A globe-trotting jewel thief suspected of looting luxury stores in Beverly Hills, Miami and South Korea is now behind bars following robberies at Cartier and Tiffany in New York City.
Yaorong Wang, 49, was arrested in Manhattan last week on suspicion of stealing diamond rings worth nearly $300,000 from a world-famous jewelry store, prosecutors said.
His persistent criminal activity includes stealing an $18,000 watch from a London jewelry store in Manhasset, Long Island, last month, according to a criminal complaint.
Authorities are also focusing on Wang, who has received warnings from Interpol for similar robberies at Tiffany & Co. in South Korea, a Hermès store in New Jersey, and Cartier stores in Beverly Hills, California and Miami, Florida. There is. This was announced by enforcement officials and the Manhattan District Attorney’s Office.
The NYPD’s Major Crimes Unit tracked Wang to an apartment on 40th Street in Queens on Friday, where he was arrested and charged with two counts of grand larceny in the Manhattan theft, police officials said.
Police sources said Wang’s arrest appears to have ended years of criminal activity that took him halfway around the world and left his pockets heavy with stolen rings and watches.
Sources say his wild odyssey began in September 2018, when he went to Tiffany & Co. in the South Korean capital of Seoul and brought home a $330,000 diamond ring.
Officials said he took a few years off before coming to the United States last December and immediately began moving from store to store across the country.
Officials say he wandered into a Cartier store in Beverly Hills in January and left with a $48,000 diamond ring and a watch valued at $10,000, conveniently forgetting to pay for it. That’s what it means.
He then traveled to the Big Apple, where he allegedly robbed a Tiffany store on 5th Avenue in Rockefeller Center on March 4th and a Cartier store at 20 Hudson Yards on March 12th, according to the complaint.
According to court documents, Wang entered the Tiffany store around 3 p.m. that afternoon and asked the woman behind the counter about some jewelry.
In the end, he settled on a diamond ring, which was worth a whopping $255,000.
According to the complaint, Wang held the ring, looked at it, returned it and left the store.
However, the ring he returned was not the same one the employee had given him, even though she thought it was.
About a week later, the store was conducting a routine inventory and employees discovered that the supposedly authentic rings were actually fake cubic zirconia stones set in 18K white gold, according to the complaint.

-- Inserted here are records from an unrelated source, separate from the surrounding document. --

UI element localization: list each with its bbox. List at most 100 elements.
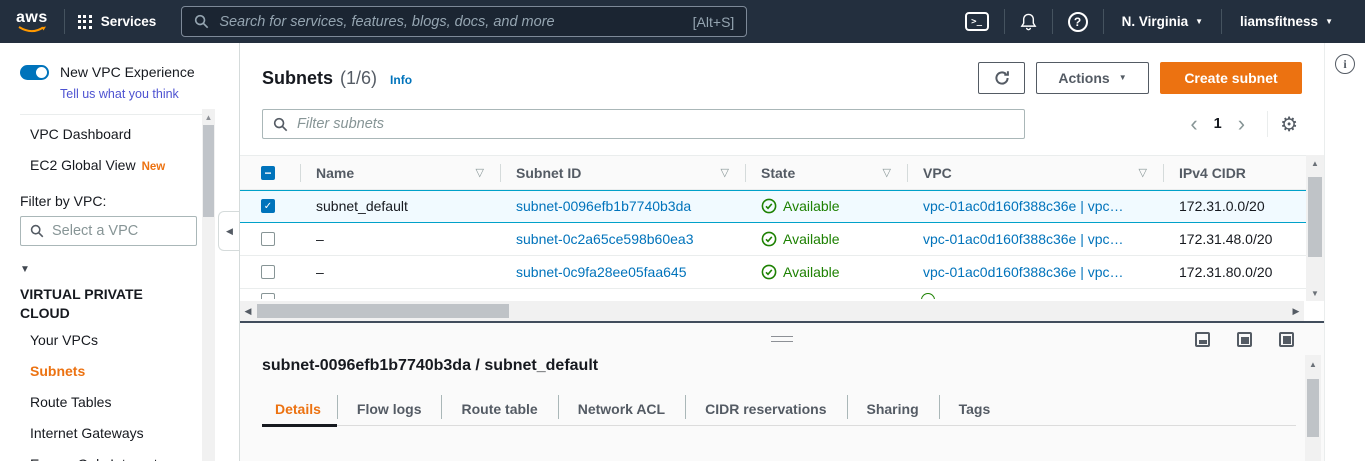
sort-icon[interactable]: ▽: [883, 166, 891, 179]
cell-subnet-id-link[interactable]: subnet-0c9fa28ee05faa645: [500, 264, 745, 280]
scroll-up-icon[interactable]: ▲: [202, 109, 215, 122]
column-header-name[interactable]: Name ▽: [300, 156, 500, 189]
panel-scrollbar-thumb[interactable]: [1307, 379, 1319, 437]
row-checkbox[interactable]: [261, 232, 275, 246]
select-all-checkbox[interactable]: −: [261, 166, 275, 180]
tab-route-table[interactable]: Route table: [441, 392, 557, 426]
scroll-left-icon[interactable]: ◀: [240, 306, 256, 317]
help-button[interactable]: ?: [1053, 12, 1103, 32]
vpc-filter-input[interactable]: [52, 223, 172, 239]
scroll-up-icon[interactable]: ▲: [1306, 155, 1324, 168]
ec2-global-view-label: EC2 Global View: [30, 157, 136, 173]
tab-flow-logs[interactable]: Flow logs: [337, 392, 442, 426]
cell-state: Available: [745, 264, 907, 280]
refresh-icon: [994, 70, 1010, 86]
column-header-ipv4-cidr[interactable]: IPv4 CIDR: [1163, 156, 1306, 189]
cell-vpc-link[interactable]: vpc-01ac0d160f388c36e | vpc…: [907, 198, 1163, 214]
panel-scrollbar[interactable]: ▲: [1305, 355, 1321, 461]
top-navigation-bar: aws Services [Alt+S] >_ ?: [0, 0, 1365, 43]
column-header-state[interactable]: State ▽: [745, 156, 907, 189]
row-checkbox[interactable]: [261, 265, 275, 279]
region-selector[interactable]: N. Virginia ▼: [1104, 14, 1221, 29]
layout-full-button[interactable]: [1279, 332, 1294, 347]
sort-icon[interactable]: ▽: [721, 166, 729, 179]
detail-panel-title: subnet-0096efb1b7740b3da / subnet_defaul…: [240, 323, 1324, 375]
notifications-button[interactable]: [1005, 12, 1052, 31]
chevron-down-icon: ▼: [1195, 18, 1203, 26]
previous-page-button[interactable]: ‹: [1180, 114, 1207, 134]
new-vpc-experience-toggle[interactable]: [20, 65, 49, 80]
help-panel-rail: i: [1324, 43, 1365, 461]
vertical-scrollbar-thumb[interactable]: [1308, 177, 1322, 257]
tab-details[interactable]: Details: [262, 392, 337, 426]
aws-logo[interactable]: aws: [16, 11, 48, 33]
global-search-box[interactable]: [Alt+S]: [181, 6, 747, 37]
layout-bottom-small-button[interactable]: [1195, 332, 1210, 347]
sidebar: New VPC Experience Tell us what you thin…: [0, 43, 240, 461]
sidebar-scrollbar-thumb[interactable]: [203, 125, 214, 217]
sidebar-scrollbar[interactable]: ▲: [202, 109, 215, 461]
collapse-left-icon: ◀: [226, 226, 233, 237]
detail-tabs: Details Flow logs Route table Network AC…: [262, 392, 1302, 426]
sort-icon[interactable]: ▽: [476, 166, 484, 179]
next-page-button[interactable]: ›: [1228, 114, 1255, 134]
horizontal-scrollbar[interactable]: ◀ ▶: [240, 301, 1304, 321]
chevron-down-icon: ▼: [1119, 74, 1127, 82]
layout-bottom-half-button[interactable]: [1237, 332, 1252, 347]
cell-subnet-id-link[interactable]: subnet-0c2a65ce598b60ea3: [500, 231, 745, 247]
scroll-up-icon[interactable]: ▲: [1305, 355, 1321, 369]
table-row[interactable]: ✓ subnet_default subnet-0096efb1b7740b3d…: [240, 190, 1306, 223]
table-row[interactable]: – subnet-0c9fa28ee05faa645 Available vpc…: [240, 256, 1306, 289]
vpc-filter-select[interactable]: [20, 216, 197, 246]
scroll-right-icon[interactable]: ▶: [1288, 306, 1304, 317]
column-label: Name: [316, 165, 354, 181]
new-badge: New: [142, 161, 166, 173]
filter-subnets-box[interactable]: [262, 109, 1025, 139]
tab-cidr-reservations[interactable]: CIDR reservations: [685, 392, 846, 426]
available-check-icon: [761, 231, 777, 247]
cell-vpc-link[interactable]: vpc-01ac0d160f388c36e | vpc…: [907, 264, 1163, 280]
info-link[interactable]: Info: [390, 70, 412, 87]
new-vpc-experience-label: New VPC Experience: [60, 64, 195, 80]
column-label: State: [761, 165, 795, 181]
actions-button[interactable]: Actions ▼: [1036, 62, 1149, 94]
feedback-link[interactable]: Tell us what you think: [60, 87, 239, 101]
services-grid-icon: [78, 15, 92, 29]
scroll-down-icon[interactable]: ▼: [1306, 289, 1324, 298]
column-header-vpc[interactable]: VPC ▽: [907, 156, 1163, 189]
account-menu[interactable]: liamsfitness ▼: [1222, 14, 1351, 29]
services-label: Services: [101, 14, 157, 29]
state-label: Available: [783, 264, 840, 280]
region-label: N. Virginia: [1122, 14, 1189, 29]
state-label: Available: [783, 198, 840, 214]
refresh-button[interactable]: [978, 62, 1025, 94]
cell-vpc-link[interactable]: vpc-01ac0d160f388c36e | vpc…: [907, 231, 1163, 247]
indeterminate-icon: −: [264, 166, 271, 180]
services-menu-button[interactable]: Services: [65, 14, 170, 29]
global-search-input[interactable]: [219, 14, 682, 30]
sidebar-collapse-button[interactable]: ◀: [218, 211, 240, 251]
panel-drag-handle[interactable]: [771, 336, 793, 342]
column-header-subnet-id[interactable]: Subnet ID ▽: [500, 156, 745, 189]
tab-network-acl[interactable]: Network ACL: [558, 392, 685, 426]
tab-sharing[interactable]: Sharing: [847, 392, 939, 426]
page-title: Subnets: [262, 68, 333, 89]
info-icon[interactable]: i: [1335, 54, 1355, 74]
cell-name: subnet_default: [300, 198, 500, 214]
cell-subnet-id-link[interactable]: subnet-0096efb1b7740b3da: [500, 198, 745, 214]
filter-subnets-input[interactable]: [297, 116, 1014, 132]
cloudshell-terminal-icon: >_: [965, 12, 989, 31]
tab-tags[interactable]: Tags: [939, 392, 1011, 426]
sort-icon[interactable]: ▽: [1139, 166, 1147, 179]
create-subnet-button[interactable]: Create subnet: [1160, 62, 1302, 94]
main-content: Subnets (1/6) Info Actions ▼ Create subn…: [240, 43, 1324, 461]
column-label: VPC: [923, 165, 952, 181]
account-label: liamsfitness: [1240, 14, 1318, 29]
table-row[interactable]: – subnet-0c2a65ce598b60ea3 Available vpc…: [240, 223, 1306, 256]
horizontal-scrollbar-thumb[interactable]: [257, 304, 509, 318]
cloudshell-button[interactable]: >_: [950, 12, 1004, 31]
row-checkbox[interactable]: ✓: [261, 199, 275, 213]
vertical-scrollbar[interactable]: ▲ ▼: [1306, 155, 1324, 301]
search-shortcut-hint: [Alt+S]: [693, 14, 735, 30]
table-settings-gear-icon[interactable]: ⚙: [1280, 112, 1302, 137]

That’s what it means.
It was significantly different from the expensive original, which was set with natural diamonds in platinum, stamped, engraved and given a unique code, according to the complaint.
Investigators viewed surveillance footage from that day in which the defendant allegedly examined the ring, then used some trickery to slip it into his palm and unload a cheap fake.
A store employee took a photo of the ring on March 5, but there were no markings or markings on it, according to the complaint.
On March 12, he allegedly performed a similar trick on an employee at the Cartier store in Hudson Yards.
According to investigators, Wang came to the store around 1:30 p.m. that day and asked to see two engagement rings and two watches.
The employee handed the man a diamond ring and then became distracted, according to the complaint.
At that point, Wang allegedly returned one of the rings and slipped the other, worth about $25,000, into his pocket before walking away.
The robbery, caught on camera, was the second big score in just eight days.
He then traveled to Miami and allegedly lifted a $16,000 watch from a Cartier store on March 24, officials said.
He then returned to the Capital Region and stole a flashy watch from Manhasset on April 19th, and two watches (worth a total of $17,000) from the Hermes store in the American Dream Mall in East Rutherford on April 26th. sources said he stole it.
In the Long Island case, investigators allege Wang slipped the Chopard watch into his left jacket pocket as he was looking at watches at London Jewelers on Northern Boulevard, according to the complaint. .
He then walked past the register and out the door, according to the complaint.
Officials said Wang was in possession of three watches stolen from Manhasset and New Jersey when he was arrested, as well as a fake stone that he used to replace the genuine watches.
He pleaded not guilty at his arraignment Saturday in Manhattan Criminal Court, but a judge released him on supervised release, according to the complaint and law enforcement officials.
But authorities then transported him to Nassau County, where he was held on $500,000 cash bail and an outstanding warrant out of East Rutherford, New Jersey, for watch theft.
Wang pleaded not guilty Sunday morning to a charge of third-degree grand larceny in Nassau District Court, according to online court records. His next appearance is scheduled for Tuesday morning.
He is scheduled to return to Manhattan Criminal Court on May 14, according to court records.
Neither Miami nor East Rutherford police responded to requests for comment Monday.